Address correspondence and reprint requests to Bruce D. Dick, PhD, Department of Anesthesiology and Pain Medicine, 8-120 Clinical Sciences Building, University of Alberta, Edmonton, AB, Canada T6G 2B7. Address e-mail to bruce.dick{at}ualberta.ca.
BACKGROUND: Research has found that chronic pain disrupts attention and that this disruption can lead to significant functional impairment and decreased quality of life. We conducted the present study to examine how attention and memory are disrupted by chronic pain.
METHODS: Computerized tests of working memory were given to participants with chronic pain along with a neuropsychological test of attention before and after procedures resulting in analgesia.

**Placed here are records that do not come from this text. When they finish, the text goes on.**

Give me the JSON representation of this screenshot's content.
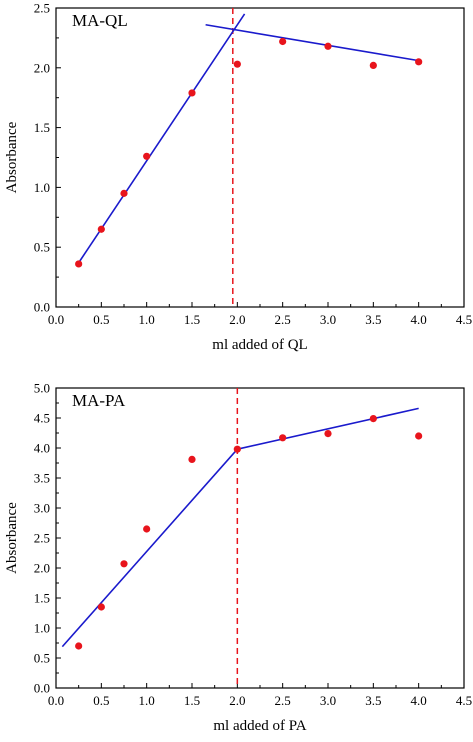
{
  "chart_data": [
    {
      "type": "scatter",
      "title": "MA-QL",
      "xlabel": "ml added of QL",
      "ylabel": "Absorbance",
      "xlim": [
        0.0,
        4.5
      ],
      "ylim": [
        0.0,
        2.5
      ],
      "xticks": [
        "0.0",
        "0.5",
        "1.0",
        "1.5",
        "2.0",
        "2.5",
        "3.0",
        "3.5",
        "4.0",
        "4.5"
      ],
      "yticks": [
        "0.0",
        "0.5",
        "1.0",
        "1.5",
        "2.0",
        "2.5"
      ],
      "points": {
        "x": [
          0.25,
          0.5,
          0.75,
          1.0,
          1.5,
          2.0,
          2.5,
          3.0,
          3.5,
          4.0
        ],
        "y": [
          0.36,
          0.65,
          0.95,
          1.26,
          1.79,
          2.03,
          2.22,
          2.18,
          2.02,
          2.05
        ]
      },
      "fit_lines": [
        {
          "x": [
            0.25,
            2.08
          ],
          "y": [
            0.37,
            2.45
          ]
        },
        {
          "x": [
            1.65,
            4.0
          ],
          "y": [
            2.36,
            2.06
          ]
        }
      ],
      "reference_line_x": 1.95,
      "grid": false,
      "colors": {
        "points": "#e8141c",
        "fit": "#1a1acc",
        "reference": "#e8141c"
      }
    },
    {
      "type": "scatter",
      "title": "MA-PA",
      "xlabel": "ml added of PA",
      "ylabel": "Absorbance",
      "xlim": [
        0.0,
        4.5
      ],
      "ylim": [
        0.0,
        5.0
      ],
      "xticks": [
        "0.0",
        "0.5",
        "1.0",
        "1.5",
        "2.0",
        "2.5",
        "3.0",
        "3.5",
        "4.0",
        "4.5"
      ],
      "yticks": [
        "0.0",
        "0.5",
        "1.0",
        "1.5",
        "2.0",
        "2.5",
        "3.0",
        "3.5",
        "4.0",
        "4.5",
        "5.0"
      ],
      "points": {
        "x": [
          0.25,
          0.5,
          0.75,
          1.0,
          1.5,
          2.0,
          2.5,
          3.0,
          3.5,
          4.0
        ],
        "y": [
          0.7,
          1.35,
          2.07,
          2.65,
          3.81,
          3.98,
          4.17,
          4.24,
          4.49,
          4.2
        ]
      },
      "fit_lines": [
        {
          "x": [
            0.07,
            2.0
          ],
          "y": [
            0.69,
            3.98
          ]
        },
        {
          "x": [
            2.0,
            4.0
          ],
          "y": [
            3.98,
            4.66
          ]
        }
      ],
      "reference_line_x": 2.0,
      "grid": false,
      "colors": {
        "points": "#e8141c",
        "fit": "#1a1acc",
        "reference": "#e8141c"
      }
    }
  ]
}
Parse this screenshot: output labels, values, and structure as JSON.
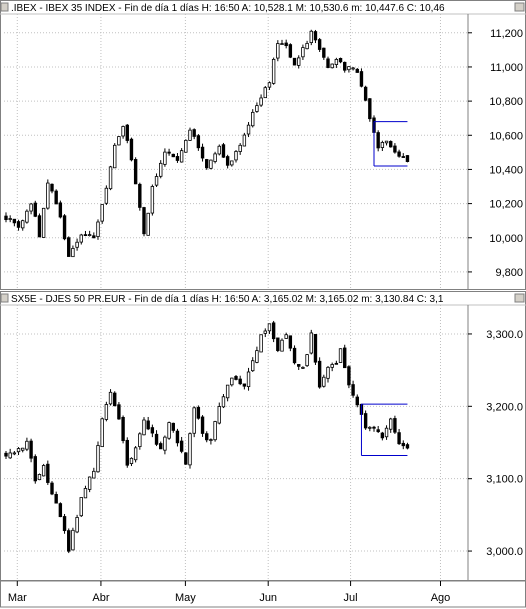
{
  "colors": {
    "up": "#ffffff",
    "down": "#000000",
    "wick": "#000000",
    "grid": "#c0c0c0",
    "box": "#0000cc"
  },
  "x_axis_labels": [
    "Mar",
    "Abr",
    "May",
    "Jun",
    "Jul",
    "Ago"
  ],
  "chart_data": [
    {
      "type": "candlestick",
      "header": ".IBEX - IBEX 35 INDEX - Fin de día 1 días  H: 16:50  A: 10,528.1  M: 10,530.6  m: 10,447.6  C: 10,46",
      "y_tick_labels": [
        "11,200",
        "11,000",
        "10,800",
        "10,600",
        "10,400",
        "10,200",
        "10,000",
        "9,800"
      ],
      "ylim": [
        9700,
        11310
      ],
      "grid": true,
      "x_month_positions": {
        "Mar": 2.7,
        "Abr": 22.7,
        "May": 42.9,
        "Jun": 62.7,
        "Jul": 82.4,
        "Ago": 103.9
      },
      "box": {
        "x_start": 88,
        "x_end": 96,
        "high": 10680,
        "low": 10420
      },
      "anchors": [
        [
          0,
          10120
        ],
        [
          3,
          10060
        ],
        [
          6,
          10200
        ],
        [
          8,
          10020
        ],
        [
          10,
          10330
        ],
        [
          13,
          10120
        ],
        [
          15,
          9880
        ],
        [
          18,
          10010
        ],
        [
          21,
          10010
        ],
        [
          24,
          10300
        ],
        [
          26,
          10540
        ],
        [
          28,
          10660
        ],
        [
          30,
          10460
        ],
        [
          33,
          10020
        ],
        [
          35,
          10290
        ],
        [
          38,
          10500
        ],
        [
          41,
          10460
        ],
        [
          44,
          10640
        ],
        [
          46,
          10540
        ],
        [
          48,
          10400
        ],
        [
          51,
          10550
        ],
        [
          53,
          10420
        ],
        [
          56,
          10540
        ],
        [
          59,
          10740
        ],
        [
          61,
          10820
        ],
        [
          63,
          10920
        ],
        [
          65,
          11140
        ],
        [
          67,
          11120
        ],
        [
          69,
          11020
        ],
        [
          71,
          11100
        ],
        [
          72,
          11140
        ],
        [
          73,
          11200
        ],
        [
          75,
          11100
        ],
        [
          77,
          11000
        ],
        [
          79,
          11060
        ],
        [
          81,
          10980
        ],
        [
          83,
          11010
        ],
        [
          85,
          10900
        ],
        [
          86,
          10800
        ],
        [
          87,
          10710
        ],
        [
          89,
          10520
        ],
        [
          91,
          10580
        ],
        [
          93,
          10490
        ],
        [
          95,
          10470
        ],
        [
          96,
          10460
        ]
      ],
      "volatility": 0.55
    },
    {
      "type": "candlestick",
      "header": "SX5E - DJES 50 PR.EUR - Fin de día 1 días  H: 16:50  A: 3,165.02  M: 3,165.02  m: 3,130.84  C: 3,1",
      "y_tick_labels": [
        "3,300.0",
        "3,200.0",
        "3,100.0",
        "3,000.0"
      ],
      "ylim": [
        2960,
        3340
      ],
      "grid": true,
      "x_month_positions": {
        "Mar": 2.7,
        "Abr": 22.7,
        "May": 42.9,
        "Jun": 62.7,
        "Jul": 82.4,
        "Ago": 103.9
      },
      "box": {
        "x_start": 85,
        "x_end": 96,
        "high": 3203,
        "low": 3132
      },
      "anchors": [
        [
          0,
          3135
        ],
        [
          3,
          3140
        ],
        [
          5,
          3150
        ],
        [
          7,
          3100
        ],
        [
          9,
          3115
        ],
        [
          11,
          3080
        ],
        [
          13,
          3050
        ],
        [
          15,
          3000
        ],
        [
          17,
          3050
        ],
        [
          19,
          3090
        ],
        [
          21,
          3110
        ],
        [
          23,
          3180
        ],
        [
          25,
          3220
        ],
        [
          27,
          3180
        ],
        [
          29,
          3120
        ],
        [
          31,
          3140
        ],
        [
          33,
          3180
        ],
        [
          35,
          3160
        ],
        [
          37,
          3140
        ],
        [
          39,
          3180
        ],
        [
          41,
          3150
        ],
        [
          43,
          3120
        ],
        [
          45,
          3200
        ],
        [
          47,
          3160
        ],
        [
          49,
          3150
        ],
        [
          51,
          3200
        ],
        [
          53,
          3230
        ],
        [
          55,
          3240
        ],
        [
          57,
          3230
        ],
        [
          59,
          3260
        ],
        [
          61,
          3300
        ],
        [
          63,
          3310
        ],
        [
          65,
          3280
        ],
        [
          67,
          3300
        ],
        [
          69,
          3260
        ],
        [
          71,
          3250
        ],
        [
          73,
          3300
        ],
        [
          75,
          3230
        ],
        [
          77,
          3250
        ],
        [
          79,
          3260
        ],
        [
          80,
          3280
        ],
        [
          82,
          3230
        ],
        [
          84,
          3200
        ],
        [
          86,
          3170
        ],
        [
          88,
          3170
        ],
        [
          90,
          3160
        ],
        [
          92,
          3180
        ],
        [
          94,
          3150
        ],
        [
          96,
          3140
        ]
      ],
      "volatility": 0.6
    }
  ]
}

RESULTS: Two-thirds of participants with chronic pain had scores in the clinically impaired range on attentional tasks. These results were independent of age, education level, sleep disruption, and pain relief. Medication use was also recorded and is reported to account for potential effects of medication on task performance. Those participants with the highest level of impairment had significantly greater difficulties in maintaining a memory trace during a challenging test of working memory.
CONCLUSIONS: These findings point to a specific cognitive mechanism, the maintenance of the memory trace, that is affected by chronic pain during task performance. Cognitive function was not improved by short-term local analgesia.